Testemunho de Outubro
Estes testemunhos preenchem as páginas da Lifeline, a revista mensal de Comedores Compulsivos Anónimos. São resultado do trabalho de pessoas que escrevem, não como autores profissionais, mas como comedores compulsivos que estão se recuperando através da prática do programa de Doze Passos.
“O desejo de ser magro: uma represa rompida”
A Terceira Tradição diz: “Para ser membro de CCA, o único requisito é o desejo de parar de comer compulsivamente”. Quando vim para Comedores Compulsivos Anônimos quatro anos e meio atrás, com 115kg, pensava que essa Tradição significava que eu devia ter o desejo de ser magro. Foram-me necessários quatro anos de manutenção com 70kg para descobrir que há uma grande diferença entre desejar ser magro e desejar abster-me de comer compulsivamente.
O sonho do alcoólico é aprender a beber socialmente. O sonho do comedor compulsivo é aprender a “comer socialmente” – isto é, permitir-se o tipo de comilança socialmente aceita, representada pela ingestão de lanches e refeições por motivos outros além da nutrição de corpo; em festas, piqueniques, jantares e ocasiões sociais de qualquer tipo. O alcoólico reza: “Deus, deixa-me beber e não ficar bêbado”. O comedor compulsivo diz: “Deus, deixa-me comer e não ficar gordo”. O que o comedor compulsivo realmente quer dizer é: “Deus, deixa-me comer do modo como os outros comem, e mais o que eu quero comer, e não ficar gordo”.
Nós, que somos suficientemente afortunados para chegar aos programas anônimos, descobrimos que não é suficiente querer ser um bebedor social sóbrio ou um comedor social magro, e que o obstinado desejo de ser bebedor “normal” e comedor “normal” é tanto raiz como galhos de nossa auto destrutividade.
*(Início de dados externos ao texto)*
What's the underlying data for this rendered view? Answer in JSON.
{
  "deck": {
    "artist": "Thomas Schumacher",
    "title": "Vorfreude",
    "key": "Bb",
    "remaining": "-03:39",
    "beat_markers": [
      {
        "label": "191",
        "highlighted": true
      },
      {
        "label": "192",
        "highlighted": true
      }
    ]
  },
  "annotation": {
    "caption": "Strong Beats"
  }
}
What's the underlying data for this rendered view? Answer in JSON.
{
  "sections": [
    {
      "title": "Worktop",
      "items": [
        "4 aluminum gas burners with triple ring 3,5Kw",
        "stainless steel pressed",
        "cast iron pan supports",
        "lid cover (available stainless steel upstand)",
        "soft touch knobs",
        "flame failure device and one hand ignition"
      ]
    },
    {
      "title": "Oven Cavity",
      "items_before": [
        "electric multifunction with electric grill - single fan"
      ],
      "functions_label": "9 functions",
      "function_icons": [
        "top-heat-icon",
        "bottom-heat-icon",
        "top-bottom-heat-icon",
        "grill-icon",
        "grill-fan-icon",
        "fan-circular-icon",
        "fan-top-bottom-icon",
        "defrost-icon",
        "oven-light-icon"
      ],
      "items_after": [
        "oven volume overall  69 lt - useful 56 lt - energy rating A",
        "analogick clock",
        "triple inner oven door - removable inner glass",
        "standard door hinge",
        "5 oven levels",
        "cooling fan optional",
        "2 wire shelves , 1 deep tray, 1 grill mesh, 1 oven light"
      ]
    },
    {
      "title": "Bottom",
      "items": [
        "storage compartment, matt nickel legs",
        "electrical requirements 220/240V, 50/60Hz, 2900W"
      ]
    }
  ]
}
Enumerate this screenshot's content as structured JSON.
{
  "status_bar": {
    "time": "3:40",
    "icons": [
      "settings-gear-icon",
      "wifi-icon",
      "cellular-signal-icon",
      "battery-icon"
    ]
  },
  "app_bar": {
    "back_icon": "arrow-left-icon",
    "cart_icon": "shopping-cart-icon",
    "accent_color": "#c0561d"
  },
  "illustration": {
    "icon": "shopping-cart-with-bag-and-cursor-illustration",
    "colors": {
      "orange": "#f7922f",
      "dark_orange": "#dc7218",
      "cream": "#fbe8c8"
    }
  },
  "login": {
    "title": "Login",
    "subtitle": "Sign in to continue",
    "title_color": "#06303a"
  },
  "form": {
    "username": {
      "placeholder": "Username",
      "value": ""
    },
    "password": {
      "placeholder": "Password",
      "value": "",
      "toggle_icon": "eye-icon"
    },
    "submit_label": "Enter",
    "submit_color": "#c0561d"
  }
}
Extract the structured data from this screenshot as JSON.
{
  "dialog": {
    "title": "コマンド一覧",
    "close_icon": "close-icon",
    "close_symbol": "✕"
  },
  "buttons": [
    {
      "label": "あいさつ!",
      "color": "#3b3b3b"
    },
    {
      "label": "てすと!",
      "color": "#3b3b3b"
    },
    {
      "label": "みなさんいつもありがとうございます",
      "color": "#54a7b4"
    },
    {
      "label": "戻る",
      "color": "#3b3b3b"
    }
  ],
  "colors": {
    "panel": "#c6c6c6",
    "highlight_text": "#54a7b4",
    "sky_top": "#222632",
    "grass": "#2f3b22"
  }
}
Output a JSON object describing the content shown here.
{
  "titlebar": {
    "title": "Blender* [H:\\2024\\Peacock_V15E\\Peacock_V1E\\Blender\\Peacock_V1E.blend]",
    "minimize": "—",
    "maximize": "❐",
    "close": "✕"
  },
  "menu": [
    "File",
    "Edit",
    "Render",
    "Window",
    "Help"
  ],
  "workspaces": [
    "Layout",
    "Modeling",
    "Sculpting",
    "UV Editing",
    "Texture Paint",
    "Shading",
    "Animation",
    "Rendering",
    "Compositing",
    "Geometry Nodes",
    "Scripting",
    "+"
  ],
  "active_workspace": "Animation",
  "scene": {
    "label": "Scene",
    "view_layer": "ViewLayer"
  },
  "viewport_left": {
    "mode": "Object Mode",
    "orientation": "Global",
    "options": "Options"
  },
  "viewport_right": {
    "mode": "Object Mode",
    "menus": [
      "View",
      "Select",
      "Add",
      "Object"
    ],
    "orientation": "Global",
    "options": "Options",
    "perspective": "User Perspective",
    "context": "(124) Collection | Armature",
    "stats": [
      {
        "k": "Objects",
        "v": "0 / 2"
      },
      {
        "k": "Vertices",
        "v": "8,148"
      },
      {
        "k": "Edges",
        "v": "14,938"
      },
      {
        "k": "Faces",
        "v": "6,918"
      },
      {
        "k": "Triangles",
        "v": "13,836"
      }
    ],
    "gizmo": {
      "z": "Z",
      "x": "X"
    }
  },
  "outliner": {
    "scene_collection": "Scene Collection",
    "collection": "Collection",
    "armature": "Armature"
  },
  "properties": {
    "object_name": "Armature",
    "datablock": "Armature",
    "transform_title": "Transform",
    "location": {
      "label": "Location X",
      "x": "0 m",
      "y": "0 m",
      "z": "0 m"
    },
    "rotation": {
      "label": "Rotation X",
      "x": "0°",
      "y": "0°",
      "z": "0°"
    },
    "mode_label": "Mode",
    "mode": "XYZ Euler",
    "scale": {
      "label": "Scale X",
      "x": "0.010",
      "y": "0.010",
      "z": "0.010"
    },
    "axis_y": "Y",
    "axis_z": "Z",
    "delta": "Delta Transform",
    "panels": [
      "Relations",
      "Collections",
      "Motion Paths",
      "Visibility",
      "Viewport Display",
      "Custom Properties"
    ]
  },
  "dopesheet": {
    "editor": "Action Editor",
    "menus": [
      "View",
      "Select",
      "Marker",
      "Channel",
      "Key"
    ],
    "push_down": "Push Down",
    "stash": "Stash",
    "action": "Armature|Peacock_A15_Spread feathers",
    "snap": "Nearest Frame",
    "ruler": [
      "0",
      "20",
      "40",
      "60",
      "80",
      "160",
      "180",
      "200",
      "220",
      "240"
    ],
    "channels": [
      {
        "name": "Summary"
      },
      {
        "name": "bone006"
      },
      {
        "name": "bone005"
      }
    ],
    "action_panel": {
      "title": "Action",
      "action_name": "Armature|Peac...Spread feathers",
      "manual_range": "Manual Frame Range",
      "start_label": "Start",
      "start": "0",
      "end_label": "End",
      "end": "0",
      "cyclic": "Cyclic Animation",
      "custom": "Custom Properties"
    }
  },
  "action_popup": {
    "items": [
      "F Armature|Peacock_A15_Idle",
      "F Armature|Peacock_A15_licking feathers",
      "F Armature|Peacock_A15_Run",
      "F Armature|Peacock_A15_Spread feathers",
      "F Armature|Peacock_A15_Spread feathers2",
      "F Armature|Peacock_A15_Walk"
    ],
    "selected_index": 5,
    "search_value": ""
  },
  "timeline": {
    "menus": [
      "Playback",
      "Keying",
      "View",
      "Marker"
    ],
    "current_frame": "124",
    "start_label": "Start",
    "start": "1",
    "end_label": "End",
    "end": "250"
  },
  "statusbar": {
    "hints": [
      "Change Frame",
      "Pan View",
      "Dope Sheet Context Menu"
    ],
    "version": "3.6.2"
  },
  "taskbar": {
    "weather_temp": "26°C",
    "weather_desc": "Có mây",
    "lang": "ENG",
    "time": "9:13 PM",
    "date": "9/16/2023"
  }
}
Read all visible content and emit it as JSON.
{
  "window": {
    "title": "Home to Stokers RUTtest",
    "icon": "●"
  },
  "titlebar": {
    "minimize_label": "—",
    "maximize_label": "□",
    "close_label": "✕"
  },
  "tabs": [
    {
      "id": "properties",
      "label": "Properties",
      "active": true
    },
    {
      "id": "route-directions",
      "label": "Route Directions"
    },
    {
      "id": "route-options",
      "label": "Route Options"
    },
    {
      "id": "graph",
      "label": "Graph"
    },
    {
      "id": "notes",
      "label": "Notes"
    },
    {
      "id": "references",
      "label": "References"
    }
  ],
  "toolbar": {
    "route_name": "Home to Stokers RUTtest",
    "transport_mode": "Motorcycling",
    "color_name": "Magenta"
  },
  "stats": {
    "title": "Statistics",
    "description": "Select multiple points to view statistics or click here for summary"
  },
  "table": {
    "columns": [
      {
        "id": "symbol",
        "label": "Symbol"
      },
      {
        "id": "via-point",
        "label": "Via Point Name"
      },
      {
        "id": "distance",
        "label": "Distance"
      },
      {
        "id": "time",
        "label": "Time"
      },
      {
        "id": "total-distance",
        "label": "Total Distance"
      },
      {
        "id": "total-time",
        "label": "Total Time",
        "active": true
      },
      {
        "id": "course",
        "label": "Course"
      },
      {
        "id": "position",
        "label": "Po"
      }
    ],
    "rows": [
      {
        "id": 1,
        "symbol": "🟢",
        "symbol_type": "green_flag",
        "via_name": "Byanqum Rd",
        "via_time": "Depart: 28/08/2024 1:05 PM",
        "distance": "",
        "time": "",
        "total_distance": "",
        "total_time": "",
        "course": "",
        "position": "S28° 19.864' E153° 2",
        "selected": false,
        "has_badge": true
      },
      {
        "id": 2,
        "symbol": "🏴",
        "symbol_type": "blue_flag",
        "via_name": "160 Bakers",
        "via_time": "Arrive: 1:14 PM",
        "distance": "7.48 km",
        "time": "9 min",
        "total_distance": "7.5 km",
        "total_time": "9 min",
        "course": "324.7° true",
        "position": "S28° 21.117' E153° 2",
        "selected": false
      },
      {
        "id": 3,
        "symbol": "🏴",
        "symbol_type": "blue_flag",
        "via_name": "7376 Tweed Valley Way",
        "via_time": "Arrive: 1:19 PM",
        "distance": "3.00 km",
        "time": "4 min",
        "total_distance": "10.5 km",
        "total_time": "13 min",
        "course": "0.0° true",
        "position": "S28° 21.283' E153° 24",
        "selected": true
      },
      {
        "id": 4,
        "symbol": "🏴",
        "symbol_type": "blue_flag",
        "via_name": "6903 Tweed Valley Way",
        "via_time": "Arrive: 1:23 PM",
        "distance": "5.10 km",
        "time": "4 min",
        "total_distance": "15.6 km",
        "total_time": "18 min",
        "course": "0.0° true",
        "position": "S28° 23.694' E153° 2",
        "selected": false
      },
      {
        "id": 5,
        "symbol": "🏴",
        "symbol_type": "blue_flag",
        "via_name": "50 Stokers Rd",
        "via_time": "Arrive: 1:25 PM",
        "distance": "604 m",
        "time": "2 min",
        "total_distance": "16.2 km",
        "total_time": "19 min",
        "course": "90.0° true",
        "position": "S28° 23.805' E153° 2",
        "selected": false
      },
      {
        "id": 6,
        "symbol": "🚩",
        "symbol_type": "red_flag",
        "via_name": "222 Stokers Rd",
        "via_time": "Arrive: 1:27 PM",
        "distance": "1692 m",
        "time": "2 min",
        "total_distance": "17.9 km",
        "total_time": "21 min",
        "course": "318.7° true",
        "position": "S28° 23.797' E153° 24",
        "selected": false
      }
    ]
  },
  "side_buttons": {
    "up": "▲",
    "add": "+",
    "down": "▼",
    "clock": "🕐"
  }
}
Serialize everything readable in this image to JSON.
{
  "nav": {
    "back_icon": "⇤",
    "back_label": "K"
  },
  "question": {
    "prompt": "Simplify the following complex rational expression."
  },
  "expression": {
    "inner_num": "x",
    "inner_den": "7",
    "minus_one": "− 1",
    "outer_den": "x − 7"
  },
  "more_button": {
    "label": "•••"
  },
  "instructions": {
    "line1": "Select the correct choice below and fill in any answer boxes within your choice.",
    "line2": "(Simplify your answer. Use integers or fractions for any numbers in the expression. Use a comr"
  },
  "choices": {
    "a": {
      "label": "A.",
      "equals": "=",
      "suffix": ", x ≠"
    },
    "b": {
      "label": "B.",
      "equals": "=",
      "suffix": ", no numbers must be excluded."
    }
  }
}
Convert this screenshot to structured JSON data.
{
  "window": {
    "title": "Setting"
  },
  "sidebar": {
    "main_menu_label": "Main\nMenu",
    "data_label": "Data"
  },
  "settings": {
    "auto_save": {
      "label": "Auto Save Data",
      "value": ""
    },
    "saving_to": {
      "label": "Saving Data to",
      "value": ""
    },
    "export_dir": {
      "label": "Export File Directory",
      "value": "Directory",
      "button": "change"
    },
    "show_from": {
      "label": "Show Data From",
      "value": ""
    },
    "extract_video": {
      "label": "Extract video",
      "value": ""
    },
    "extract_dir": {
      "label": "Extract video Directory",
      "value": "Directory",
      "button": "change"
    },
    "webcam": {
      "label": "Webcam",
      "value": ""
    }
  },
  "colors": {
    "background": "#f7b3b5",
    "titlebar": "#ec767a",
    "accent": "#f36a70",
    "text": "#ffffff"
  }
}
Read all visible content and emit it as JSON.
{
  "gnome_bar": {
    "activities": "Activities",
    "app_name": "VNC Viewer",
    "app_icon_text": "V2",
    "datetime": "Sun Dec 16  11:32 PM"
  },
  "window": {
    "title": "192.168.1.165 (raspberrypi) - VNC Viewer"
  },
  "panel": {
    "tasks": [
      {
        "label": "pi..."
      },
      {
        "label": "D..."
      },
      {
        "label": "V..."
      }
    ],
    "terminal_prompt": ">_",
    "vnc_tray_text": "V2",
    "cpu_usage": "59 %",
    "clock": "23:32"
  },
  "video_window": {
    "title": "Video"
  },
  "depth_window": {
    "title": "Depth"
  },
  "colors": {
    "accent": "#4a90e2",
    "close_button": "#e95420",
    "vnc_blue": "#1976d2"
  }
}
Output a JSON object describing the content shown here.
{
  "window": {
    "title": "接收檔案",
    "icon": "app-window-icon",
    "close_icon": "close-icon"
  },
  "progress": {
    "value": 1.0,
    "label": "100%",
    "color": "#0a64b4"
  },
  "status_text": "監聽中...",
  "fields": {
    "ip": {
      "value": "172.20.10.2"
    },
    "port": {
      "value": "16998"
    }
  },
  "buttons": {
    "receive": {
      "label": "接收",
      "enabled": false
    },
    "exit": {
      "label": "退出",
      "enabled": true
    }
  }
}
Se eu, comedor compulsivo, quero ser “sóbrio”, isso significa que devo desistir do sonho do bufê – tudo que poderia comer sem custo extra. Se quero ter a compulsão por comer demais removida, não posso ter reservas. Querer apenas perder peso indica somente boa vontade para se submeter a outra dieta, ou, em outras palavras, fazer uma “comilança vazia”.
Desejar ser magro é como tentar deter a água que irrompe de milhares de buracos em uma represa – a água eventualmente vai jorrar sobre mim. É somente quando verdadeiramente desejo abster-me da insanidade do comer compulsivo que sou capaz de dar o Primeiro Passo.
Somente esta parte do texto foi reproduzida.